Finding thermals: the five star system

Looking for a system to teach our students of the cross-country paragliding courses how to find thermals I found on the internet an interesting video from Bob Drury, who explains how to assess the potential of thermal sources using his the 5-star system.

He evaluates five points in order to find a good thermal source:

1. Sunshine: of course, areas on the sunshine will be warmer than on the shade, so these areas are better candidates to create thermals. If the area where you are looking for a thermal is in the sunshine, give it one star.
2. Wind: meteo wind can create dynamic lift or can bring thermals up the slopes. If the area is in the wind, give it a second star.
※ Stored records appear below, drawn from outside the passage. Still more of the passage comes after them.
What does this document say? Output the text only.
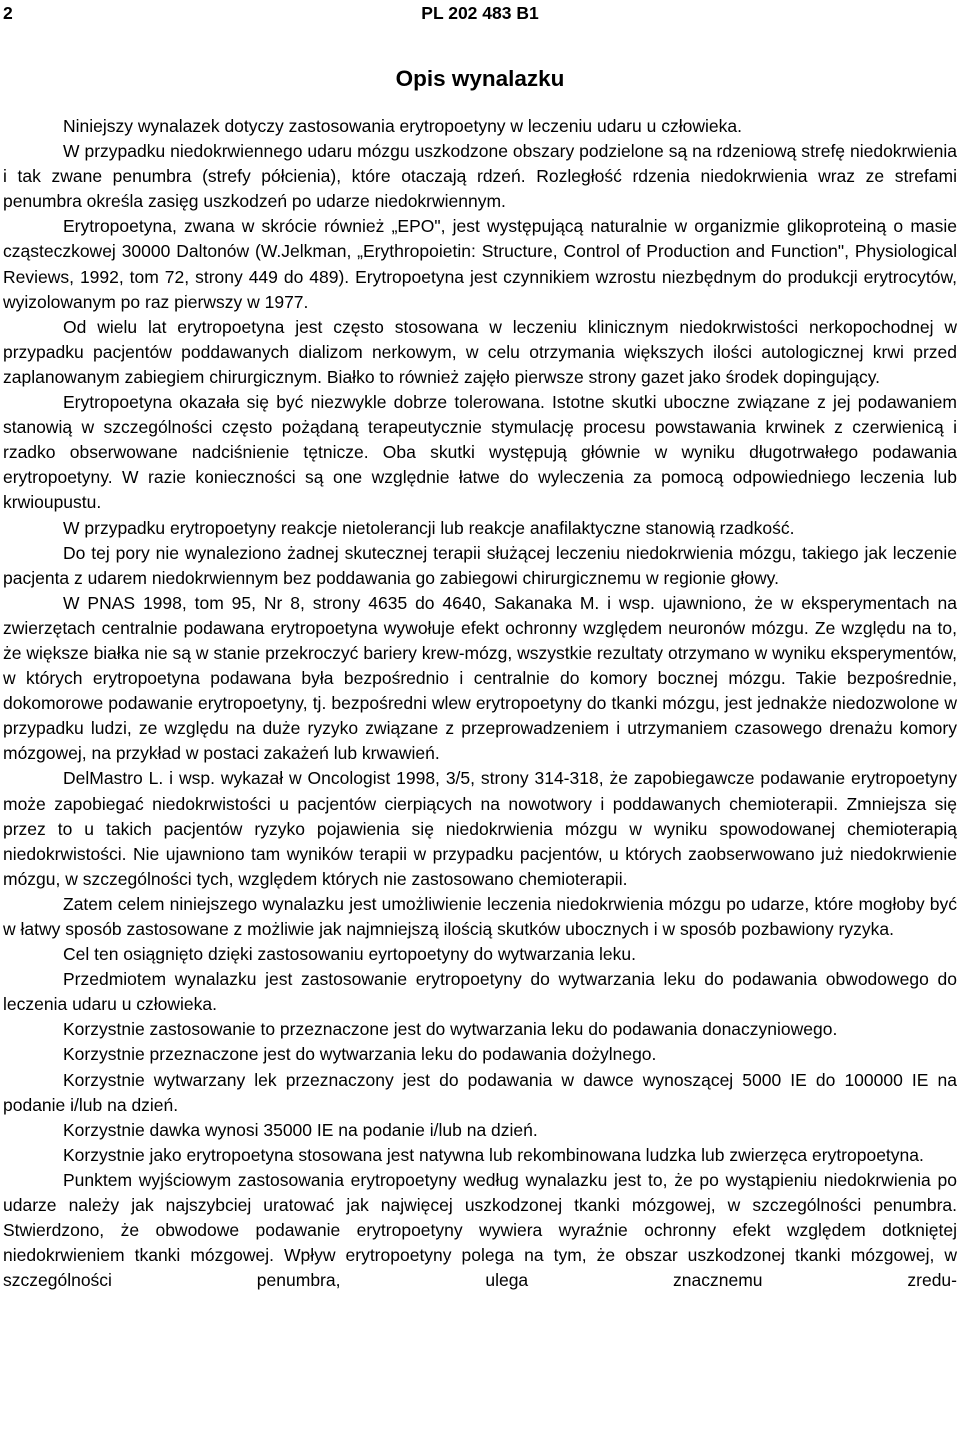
2	PL 202 483 B1
Opis wynalazku

Niniejszy wynalazek dotyczy zastosowania erytropoetyny w leczeniu udaru u człowieka.

W przypadku niedokrwiennego udaru mózgu uszkodzone obszary podzielone są na rdzeniową strefę niedokrwienia i tak zwane penumbra (strefy półcienia), które otaczają rdzeń. Rozległość rdzenia niedokrwienia wraz ze strefami penumbra określa zasięg uszkodzeń po udarze niedokrwiennym.

Erytropoetyna, zwana w skrócie również „EPO", jest występującą naturalnie w organizmie glikoproteiną o masie cząsteczkowej 30000 Daltonów (W.Jelkman, „Erythropoietin: Structure, Control of Production and Function", Physiological Reviews, 1992, tom 72, strony 449 do 489). Erytropoetyna jest czynnikiem wzrostu niezbędnym do produkcji erytrocytów, wyizolowanym po raz pierwszy w 1977.

Od wielu lat erytropoetyna jest często stosowana w leczeniu klinicznym niedokrwistości nerkopochodnej w przypadku pacjentów poddawanych dializom nerkowym, w celu otrzymania większych ilości autologicznej krwi przed zaplanowanym zabiegiem chirurgicznym. Białko to również zajęło pierwsze strony gazet jako środek dopingujący.

Erytropoetyna okazała się być niezwykle dobrze tolerowana. Istotne skutki uboczne związane z jej podawaniem stanowią w szczególności często pożądaną terapeutycznie stymulację procesu powstawania krwinek z czerwienicą i rzadko obserwowane nadciśnienie tętnicze. Oba skutki występują głównie w wyniku długotrwałego podawania erytropoetyny. W razie konieczności są one względnie łatwe do wyleczenia za pomocą odpowiedniego leczenia lub krwioupustu.

W przypadku erytropoetyny reakcje nietolerancji lub reakcje anafilaktyczne stanowią rzadkość.

Do tej pory nie wynaleziono żadnej skutecznej terapii służącej leczeniu niedokrwienia mózgu, takiego jak leczenie pacjenta z udarem niedokrwiennym bez poddawania go zabiegowi chirurgicznemu w regionie głowy.

W PNAS 1998, tom 95, Nr 8, strony 4635 do 4640, Sakanaka M. i wsp. ujawniono, że w eksperymentach na zwierzętach centralnie podawana erytropoetyna wywołuje efekt ochronny względem neuronów mózgu. Ze względu na to, że większe białka nie są w stanie przekroczyć bariery krew-mózg, wszystkie rezultaty otrzymano w wyniku eksperymentów, w których erytropoetyna podawana była bezpośrednio i centralnie do komory bocznej mózgu. Takie bezpośrednie, dokomorowe podawanie erytropoetyny, tj. bezpośredni wlew erytropoetyny do tkanki mózgu, jest jednakże niedozwolone w przypadku ludzi, ze względu na duże ryzyko związane z przeprowadzeniem i utrzymaniem czasowego drenażu komory mózgowej, na przykład w postaci zakażeń lub krwawień.

DelMastro L. i wsp. wykazał w Oncologist 1998, 3/5, strony 314-318, że zapobiegawcze podawanie erytropoetyny może zapobiegać niedokrwistości u pacjentów cierpiących na nowotwory i poddawanych chemioterapii. Zmniejsza się przez to u takich pacjentów ryzyko pojawienia się niedokrwienia mózgu w wyniku spowodowanej chemioterapią niedokrwistości. Nie ujawniono tam wyników terapii w przypadku pacjentów, u których zaobserwowano już niedokrwienie mózgu, w szczególności tych, względem których nie zastosowano chemioterapii.

Zatem celem niniejszego wynalazku jest umożliwienie leczenia niedokrwienia mózgu po udarze, które mogłoby być w łatwy sposób zastosowane z możliwie jak najmniejszą ilością skutków ubocznych i w sposób pozbawiony ryzyka.

Cel ten osiągnięto dzięki zastosowaniu eyrtopoetyny do wytwarzania leku.

Przedmiotem wynalazku jest zastosowanie erytropoetyny do wytwarzania leku do podawania obwodowego do leczenia udaru u człowieka.

Korzystnie zastosowanie to przeznaczone jest do wytwarzania leku do podawania donaczyniowego.

Korzystnie przeznaczone jest do wytwarzania leku do podawania dożylnego.

Korzystnie wytwarzany lek przeznaczony jest do podawania w dawce wynoszącej 5000 IE do 100000 IE na podanie i/lub na dzień.

Korzystnie dawka wynosi 35000 IE na podanie i/lub na dzień.

Korzystnie jako erytropoetyna stosowana jest natywna lub rekombinowana ludzka lub zwierzęca erytropoetyna.

Punktem wyjściowym zastosowania erytropoetyny według wynalazku jest to, że po wystąpieniu niedokrwienia po udarze należy jak najszybciej uratować jak najwięcej uszkodzonej tkanki mózgowej, w szczególności penumbra. Stwierdzono, że obwodowe podawanie erytropoetyny wywiera wyraźnie ochronny efekt względem dotkniętej niedokrwieniem tkanki mózgowej. Wpływ erytropoetyny polega na tym, że obszar uszkodzonej tkanki mózgowej, w szczególności penumbra, ulega znacznemu zredu-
3. Terrain: check the type of terrain and figure out if is warm or cold; rocky areas, dry plowed fields, villages,... all of these are warmer than green wet fields. If the terrain is good, give it another star.

4. Clouds: Cumulus clouds are formed by rising air, so if there is a cumulus cloud above the thermal source, you give it a fourth star.

5. Gliders: If you can see something climbing over the thermal source, a bird, a glider,... then you have your 5 stars thermal source. Go for it, no doubt!

So, as you can see, when you look for a thermal source on the ground it is basically the same way that when you are looking for a hotel in the town: 5 stars hotel are better than two stars, so if you can choose, you take the best option.

This system can help you take right decisions quickly, to find thermals when you are flying low and to have a further cross-country flight.